While we have seen several anecdotal cases of these types of gender translation accuracy issues, until now there has not been a way to systematically quantify such cases in realistic, complex input text. With MT-GenEval, we hope to bridge this gap.
Building the dataset
To create MT-GenEval, we first scoured English Wikipedia articles to find candidate text segments each of which contained at least one gendered word in a span of three sentences.
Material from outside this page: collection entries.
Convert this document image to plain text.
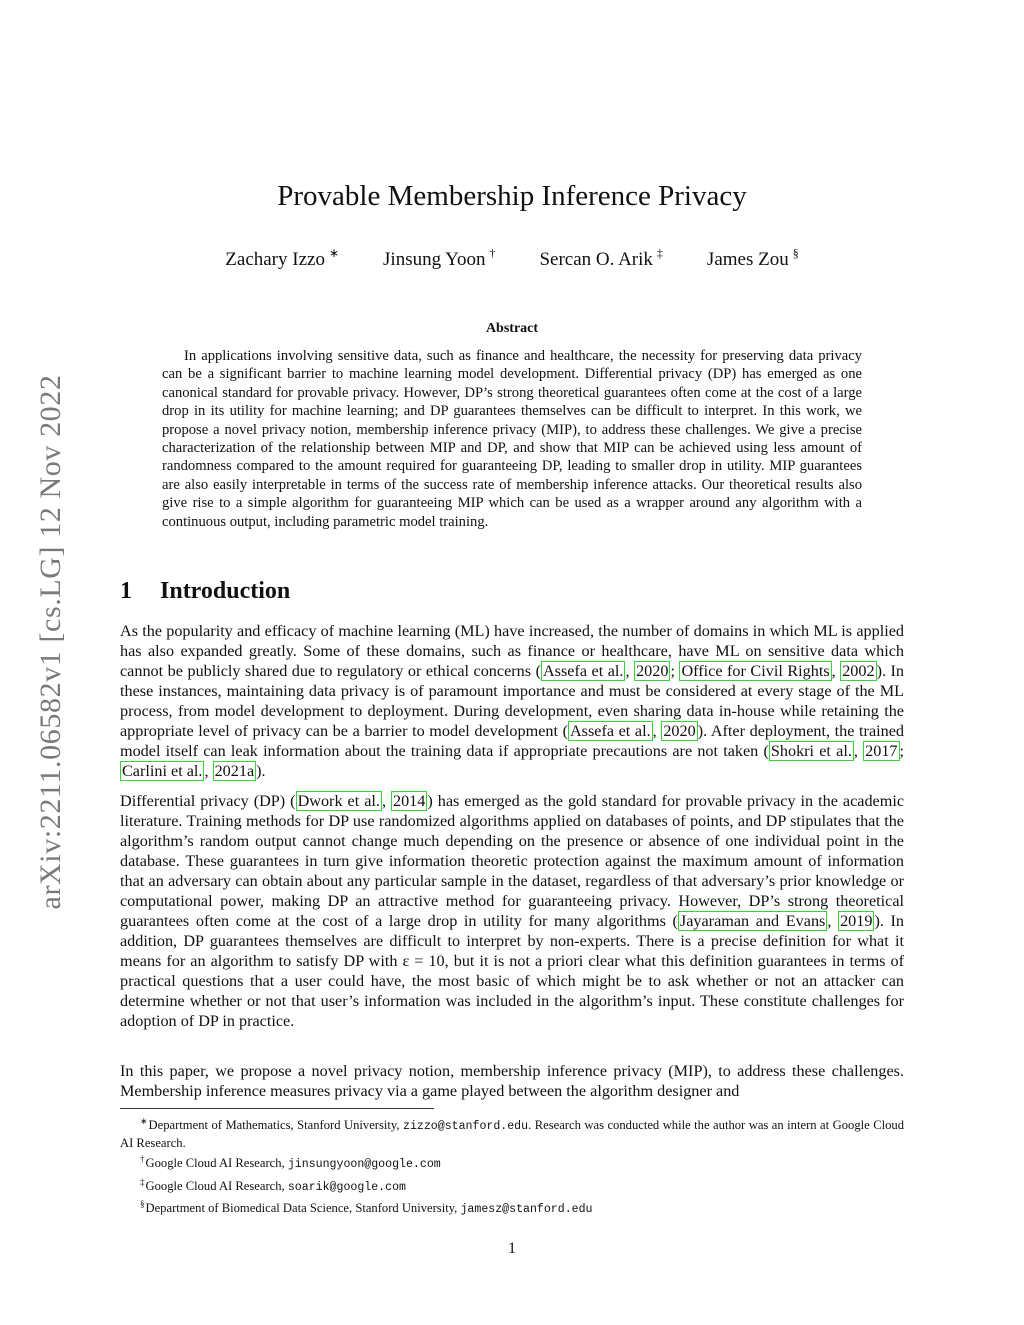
arXiv:2211.06582v1 [cs.LG] 12 Nov 2022
Provable Membership Inference Privacy
Zachary Izzo ∗ Jinsung Yoon † Sercan O. Arik ‡ James Zou §
Abstract
In applications involving sensitive data, such as finance and healthcare, the necessity for preserving data privacy can be a significant barrier to machine learning model development. Differential privacy (DP) has emerged as one canonical standard for provable privacy. However, DP’s strong theoretical guarantees often come at the cost of a large drop in its utility for machine learning; and DP guarantees themselves can be difficult to interpret. In this work, we propose a novel privacy notion, membership inference privacy (MIP), to address these challenges. We give a precise characterization of the relationship between MIP and DP, and show that MIP can be achieved using less amount of randomness compared to the amount required for guaranteeing DP, leading to smaller drop in utility. MIP guarantees are also easily interpretable in terms of the success rate of membership inference attacks. Our theoretical results also give rise to a simple algorithm for guaranteeing MIP which can be used as a wrapper around any algorithm with a continuous output, including parametric model training.
1 Introduction
As the popularity and efficacy of machine learning (ML) have increased, the number of domains in which ML is applied has also expanded greatly. Some of these domains, such as finance or healthcare, have ML on sensitive data which cannot be publicly shared due to regulatory or ethical concerns ( Assefa et al. , 2020 ; Office for Civil Rights , 2002 ). In these instances, maintaining data privacy is of paramount importance and must be considered at every stage of the ML process, from model development to deployment. During development, even sharing data in-house while retaining the appropriate level of privacy can be a barrier to model development ( Assefa et al. , 2020 ). After deployment, the trained model itself can leak information about the training data if appropriate precautions are not taken ( Shokri et al. , 2017 ; Carlini et al. , 2021a ).
Differential privacy (DP) ( Dwork et al. , 2014 ) has emerged as the gold standard for provable privacy in the academic literature. Training methods for DP use randomized algorithms applied on databases of points, and DP stipulates that the algorithm’s random output cannot change much depending on the presence or absence of one individual point in the database. These guarantees in turn give information theoretic protection against the maximum amount of information that an adversary can obtain about any particular sample in the dataset, regardless of that adversary’s prior knowledge or computational power, making DP an attractive method for guaranteeing privacy. However, DP’s strong theoretical guarantees often come at the cost of a large drop in utility for many algorithms ( Jayaraman and Evans , 2019 ). In addition, DP guarantees themselves are difficult to interpret by non-experts. There is a precise definition for what it means for an algorithm to satisfy DP with ε = 10, but it is not a priori clear what this definition guarantees in terms of practical questions that a user could have, the most basic of which might be to ask whether or not an attacker can determine whether or not that user’s information was included in the algorithm’s input. These constitute challenges for adoption of DP in practice.
In this paper, we propose a novel privacy notion, membership inference privacy (MIP), to address these challenges. Membership inference measures privacy via a game played between the algorithm designer and
∗Department of Mathematics, Stanford University, zizzo@stanford.edu. Research was conducted while the author was an intern at Google Cloud AI Research.
†Google Cloud AI Research, jinsungyoon@google.com
‡Google Cloud AI Research, soarik@google.com
§Department of Biomedical Data Science, Stanford University, jamesz@stanford.edu
1
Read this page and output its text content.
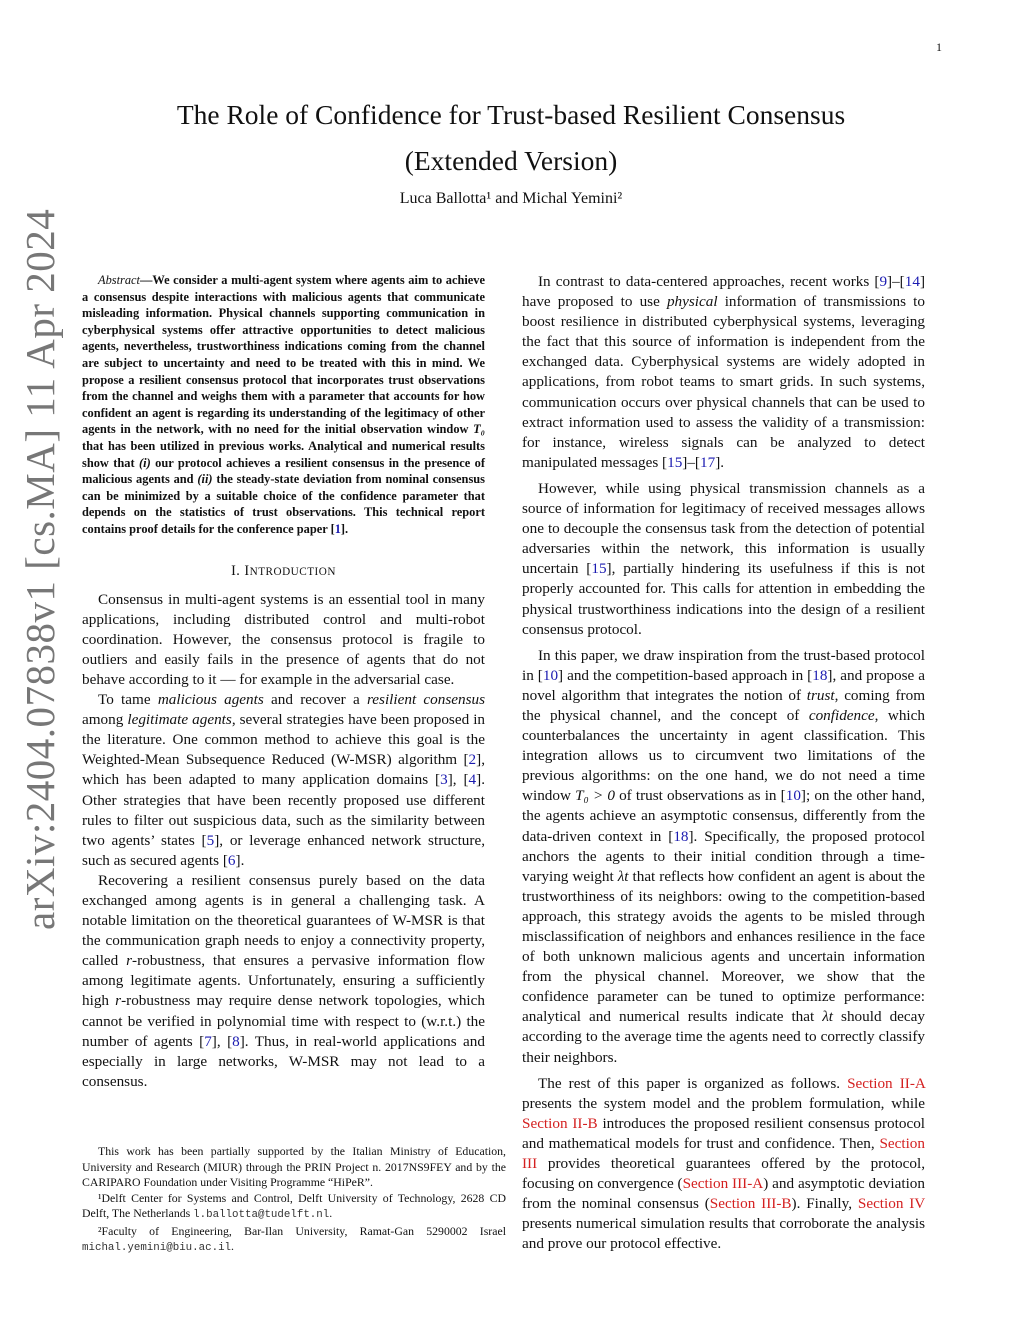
1
arXiv:2404.07838v1 [cs.MA] 11 Apr 2024
The Role of Confidence for Trust-based Resilient Consensus
(Extended Version)
Luca Ballotta¹ and Michal Yemini²

Abstract—We consider a multi-agent system where agents aim to achieve a consensus despite interactions with malicious agents that communicate misleading information. Physical channels supporting communication in cyberphysical systems offer attractive opportunities to detect malicious agents, nevertheless, trustworthiness indications coming from the channel are subject to uncertainty and need to be treated with this in mind. We propose a resilient consensus protocol that incorporates trust observations from the channel and weighs them with a parameter that accounts for how confident an agent is regarding its understanding of the legitimacy of other agents in the network, with no need for the initial observation window T₀ that has been utilized in previous works. Analytical and numerical results show that (i) our protocol achieves a resilient consensus in the presence of malicious agents and (ii) the steady-state deviation from nominal consensus can be minimized by a suitable choice of the confidence parameter that depends on the statistics of trust observations. This technical report contains proof details for the conference paper [1].

I. INTRODUCTION

Consensus in multi-agent systems is an essential tool in many applications, including distributed control and multi-robot coordination. However, the consensus protocol is fragile to outliers and easily fails in the presence of agents that do not behave according to it — for example in the adversarial case.

To tame malicious agents and recover a resilient consensus among legitimate agents, several strategies have been proposed in the literature. One common method to achieve this goal is the Weighted-Mean Subsequence Reduced (W-MSR) algorithm [2], which has been adapted to many application domains [3], [4]. Other strategies that have been recently proposed use different rules to filter out suspicious data, such as the similarity between two agents’ states [5], or leverage enhanced network structure, such as secured agents [6].

Recovering a resilient consensus purely based on the data exchanged among agents is in general a challenging task. A notable limitation on the theoretical guarantees of W-MSR is that the communication graph needs to enjoy a connectivity property, called r-robustness, that ensures a pervasive information flow among legitimate agents. Unfortunately, ensuring a sufficiently high r-robustness may require dense network topologies, which cannot be verified in polynomial time with respect to (w.r.t.) the number of agents [7], [8]. Thus, in real-world applications and especially in large networks, W-MSR may not lead to a consensus.

This work has been partially supported by the Italian Ministry of Education, University and Research (MIUR) through the PRIN Project n. 2017NS9FEY and by the CARIPARO Foundation under Visiting Programme “HiPeR”.

¹Delft Center for Systems and Control, Delft University of Technology, 2628 CD Delft, The Netherlands l.ballotta@tudelft.nl.

²Faculty of Engineering, Bar-Ilan University, Ramat-Gan 5290002 Israel michal.yemini@biu.ac.il.

In contrast to data-centered approaches, recent works [9]–[14] have proposed to use physical information of transmissions to boost resilience in distributed cyberphysical systems, leveraging the fact that this source of information is independent from the exchanged data. Cyberphysical systems are widely adopted in applications, from robot teams to smart grids. In such systems, communication occurs over physical channels that can be used to extract information used to assess the validity of a transmission: for instance, wireless signals can be analyzed to detect manipulated messages [15]–[17].

However, while using physical transmission channels as a source of information for legitimacy of received messages allows one to decouple the consensus task from the detection of potential adversaries within the network, this information is usually uncertain [15], partially hindering its usefulness if this is not properly accounted for. This calls for attention in embedding the physical trustworthiness indications into the design of a resilient consensus protocol.

In this paper, we draw inspiration from the trust-based protocol in [10] and the competition-based approach in [18], and propose a novel algorithm that integrates the notion of trust, coming from the physical channel, and the concept of confidence, which counterbalances the uncertainty in agent classification. This integration allows us to circumvent two limitations of the previous algorithms: on the one hand, we do not need a time window T₀ > 0 of trust observations as in [10]; on the other hand, the agents achieve an asymptotic consensus, differently from the data-driven context in [18]. Specifically, the proposed protocol anchors the agents to their initial condition through a time-varying weight λt that reflects how confident an agent is about the trustworthiness of its neighbors: owing to the competition-based approach, this strategy avoids the agents to be misled through misclassification of neighbors and enhances resilience in the face of both unknown malicious agents and uncertain information from the physical channel. Moreover, we show that the confidence parameter can be tuned to optimize performance: analytical and numerical results indicate that λt should decay according to the average time the agents need to correctly classify their neighbors.

The rest of this paper is organized as follows. Section II-A presents the system model and the problem formulation, while Section II-B introduces the proposed resilient consensus protocol and mathematical models for trust and confidence. Then, Section III provides theoretical guarantees offered by the protocol, focusing on convergence (Section III-A) and asymptotic deviation from the nominal consensus (Section III-B). Finally, Section IV presents numerical simulation results that corroborate the analysis and prove our protocol effective.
Because we wanted to ensure that the segments were relevant for evaluating gender accuracy, we asked human annotators to exclude any sentences that either did not refer to individuals (e.g., “The movie She’s All That was released in 1999”) or did not unambiguously express the gender of that individual (e.g., “You are a tall librarian”).
Then, in order to balance the test set by gender, the annotators created counterfactuals for the segments, where each individual’s gender was changed either from female to male or from male to female. (In its initial release, MT-GenEval covers two genders: female and male.) For example, “He is a prince and will someday be king” would be changed to “She is a princess and will someday be queen.” This type of balancing ensures that differently gendered subsets do not have different meanings. Finally, professional translators translated each sentence into the eight target languages.
A balanced test set also allows us to evaluate gender translation accuracy, because for every segment, it provides a correct translation, with correct genders, and a contrastive translation, which differs from the correct translation only in gender-specific words. In the paper, we propose a straightforward accuracy metric: for a given translation with the desired gender, we consider all the gendered words in the contrastive reference. If the translation contains any of the gendered words in the contrastive reference, it is marked incorrect; otherwise, it’s marked correct. Our automatic metric agreed with annotators reasonably well, with F scores of over 80% across all eight target languages (English was the source language).
While this assesses translations on the lexical level, we also introduce a metric to measure differences in machine translation quality for masculine and feminine outputs. We define this gender quality gap as the difference in BLEU scores on the masculine and feminine subsets of the balanced dataset.
Given this extensive curation and annotation, MT-GenEval is a step forward for evaluation of gender accuracy in machine translation. We hope that by releasing MT-GenEval, we can inspire more researchers to work on improving gender translation accuracy on complex, real-world inputs in a variety of languages.